Tardigrades belong to the Animal Kingdom in the phylum tardigrada. They are small, multicellular heterotrophs that are found almost everywhere in the world, hiding almost in plain sight. They are small creatures, measuring about 1.5 mm (1500 micrometers) in length
They have a unique ability to survive extreme conditions by shedding all of the water and curling up into a structure called a "tun." Tardigrades have even been known to survive in space! In this project, you will collect tardigrades from the environment and view them with a microscope, collect data and complete a project about tardigrades.
Collecting Your Tardigrades
Tardigrades can be collected from lichens growing on trees. Lichens will appear as green or white masses on the bark of a tree. Lichens are actually a symbiotic relationship between algae and fungus and they can serve as a habitat for many microorganisms, including tardigrades.
Using a scalpel or other tool (paint scraper, butter knife, screwdriver) to scrape lichens from the tree. You do not want the entire layer of bark, just the part that has the lichens.
Store your samples in a paper bag. You may want to get multiple samples from different areas, using the bag to label each location and describe the appearance of the lichen. This may be important information if your experimental question relates to where tardigrades are located.
Before collecting and investigating tardigrades, first complete the tardigrade research assignment to help you learn more about these animals.
Filtering Tardigrades Using Baermann Pans
Baermann pans can be constructed from foam dinner plates, tulle and staples. The general idea is that two plates are sandwiched, and a sample is placed over the mesh screen (tulle) where the microorganisms will fall down into the pan below. This method works for collecting microorganisms like nematodes, rotifers, amoebas, and tardigrades.
1. Cut a hole in one plate and cover it with a nylon mesh or tulle. Staple to hold the mesh into place. You can also opt to trim away any of the loose mesh. *These may have been made for you already.

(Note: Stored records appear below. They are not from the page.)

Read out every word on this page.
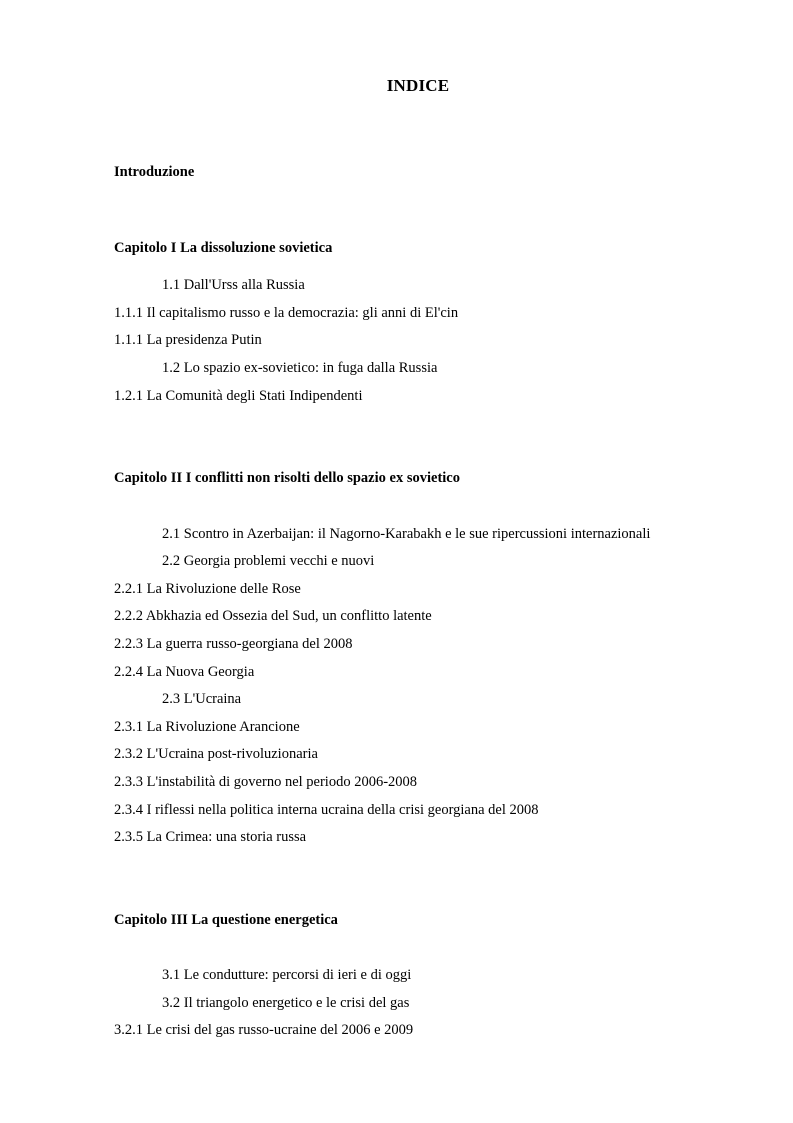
INDICE
Introduzione
Capitolo I La dissoluzione sovietica
1.1 Dall'Urss alla Russia
1.1.1 Il capitalismo russo e la democrazia: gli anni di El'cin
1.1.1 La presidenza Putin
1.2 Lo spazio ex-sovietico: in fuga dalla Russia
1.2.1 La Comunità degli Stati Indipendenti
Capitolo II I conflitti non risolti dello spazio ex sovietico
2.1 Scontro in Azerbaijan: il Nagorno-Karabakh e le sue ripercussioni internazionali
2.2 Georgia problemi vecchi e nuovi
2.2.1 La Rivoluzione delle Rose
2.2.2 Abkhazia ed Ossezia del Sud, un conflitto latente
2.2.3 La guerra russo-georgiana del 2008
2.2.4 La Nuova Georgia
2.3 L'Ucraina
2.3.1 La Rivoluzione Arancione
2.3.2 L'Ucraina post-rivoluzionaria
2.3.3 L'instabilità di governo nel periodo 2006-2008
2.3.4 I riflessi nella politica interna ucraina della crisi georgiana del 2008
2.3.5 La Crimea: una storia russa
Capitolo III La questione energetica
3.1 Le condutture: percorsi di ieri e di oggi
3.2 Il triangolo energetico e le crisi del gas
3.2.1 Le crisi del gas russo-ucraine del 2006 e 2009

2. Lay a thin (single ply) tissue over the screen.
3. Place the plate with mesh over another plate that does not have mesh (like a sandwich).
4. Place your sample of lichens over the mesh and pour a generous amount of distilled water over the top. This water will filter to the plate below and over the course of 12-24 hours, microorganisms will also move into the lower pan.
5. Your teacher may check your pans in a couple of hours, if there is very little water, more will be added, the tissue should stay moist. Placing another plate over the top one may reduce evaporation.
6. DO NOT DISTURB the pans.
-------------------------------------- 24 Hours Later ----------------------------------
1. Lift the sample and tilt into the lower plate to speed drainage.
2. Carefully pour the water from the lower plater into a beaker (or cup)
3. Use distilled water to rinse the plate, many microorganisms will cling to the bottom. You want to wash them into the beaker.
4. Use a pipette to draw water from the bottom of the beaker where more of your microorganisms will be located. Place in a petri dish and use a dissecting scope to scan the sample for evidence of life.
5. Be patient, tardigrades are easily overlooked! You may also find small worms called nematodes, rotifers, and other living things in your sample.
6. If you can find one using the dissecting scope, the pipette can be used to carefully transfer it to a microscope slide and view at a higher power. Do not use coverslips (you’ll smush your tardigrade!) and only view with the scanning (40x) and low power objective (100x).
Hopefully you have found a tardigrade and maybe even other living organisms in your sample. Choose ONE of the following tasks to gather data and prepare a report, photo, or video.
1. Consider your experimental question from your research project. Use your tardigrades to answer the question and write a report. *This might be difficult giving constraints of laboratory equipment and time.
2. Compare locations and samples. If you didn’t find tardigrades in your sample, check out other groups and gather evidence about differences between sampling and filtering techniques. Write your report on the best way to get tardigrades.
3. Expose your tardigrade to different environments and observe its behavior. Does it respond to light? Does it respond to other tardigrades? Write a report that summarizes the observed behaviors of the tardigrade.